On Thu, 2011-06-16 at 12:26 +0200, Pascal COURTOIS wrote:
> Le 16/06/2011 12:12, Pierre Joye a écrit :
> 
> > It is not what Johannes said and we do fix bugs every single day. What
> > Johannes said is that we can't force a volunteer to do something
> > specific instead of what he wants to do.
> > 
> > It is also totally off topic btw.
> 
>   It is really on topic since letting someone insert his wonderful clever 
> feature in a project, whatever it is, and not maintain it is a project
> management problem. PHP makes me think of a ship with tens of stirring wheels.
> Of course no one can be forced to do what he doesn't want but a free 
> project doesn't mean unmanaged project and a managed project means 
> people with responsibilities. 

We are fixing bugs. We don't accept any new feature. Sometimes we might
accept features in order to motivate contributors hoping they also fix
bugs in the future.

And even if the reproduce case is short: Some things in the engine are
hard to fix, need thought and verification. Some things even can't be
fixed within a "bug fix" release (x.y.z+1) as they require API changes
or such.

And then there are cases where severity is valuated differently.

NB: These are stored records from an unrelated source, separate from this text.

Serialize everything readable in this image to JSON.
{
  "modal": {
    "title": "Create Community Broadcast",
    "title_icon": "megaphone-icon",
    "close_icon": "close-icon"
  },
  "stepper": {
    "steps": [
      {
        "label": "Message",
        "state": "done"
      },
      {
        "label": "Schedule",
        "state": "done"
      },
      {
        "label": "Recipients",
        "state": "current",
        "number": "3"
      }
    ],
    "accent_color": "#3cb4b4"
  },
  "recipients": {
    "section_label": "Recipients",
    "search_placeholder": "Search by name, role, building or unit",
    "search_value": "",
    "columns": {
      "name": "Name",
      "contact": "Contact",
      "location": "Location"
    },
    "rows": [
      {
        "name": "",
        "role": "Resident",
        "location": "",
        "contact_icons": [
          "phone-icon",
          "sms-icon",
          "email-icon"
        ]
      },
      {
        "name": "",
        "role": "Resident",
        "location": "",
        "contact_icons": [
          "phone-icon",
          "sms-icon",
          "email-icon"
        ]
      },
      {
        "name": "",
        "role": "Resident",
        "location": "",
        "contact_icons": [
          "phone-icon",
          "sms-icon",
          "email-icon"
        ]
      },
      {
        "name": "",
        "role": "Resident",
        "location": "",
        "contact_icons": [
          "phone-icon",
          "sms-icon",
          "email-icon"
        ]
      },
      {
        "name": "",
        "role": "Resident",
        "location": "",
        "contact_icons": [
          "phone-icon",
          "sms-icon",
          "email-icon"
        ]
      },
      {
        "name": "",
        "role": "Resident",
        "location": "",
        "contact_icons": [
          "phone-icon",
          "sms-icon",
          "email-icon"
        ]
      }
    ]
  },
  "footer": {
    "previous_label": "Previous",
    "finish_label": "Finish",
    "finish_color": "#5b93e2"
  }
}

There
are things "we" (whomever that includes) don't consider a use case as a
proper/important use case and focus on other issues while it might be
"critical" for few users ...

We're welcoming people providing bug fixes. We'd love having zero bugs.
But life isn't easy. We also welcome people who go through the bug
reports and verify them, simplify test cases etc. This is also work to
be done. We receive quite a few bug reports per day (well not right now
as the system is down :-/ ) most of them aren't bugs but wrong
expectations, many are probably bugs, few are actual easy to verify
bugs. Going through them also costs quite some time.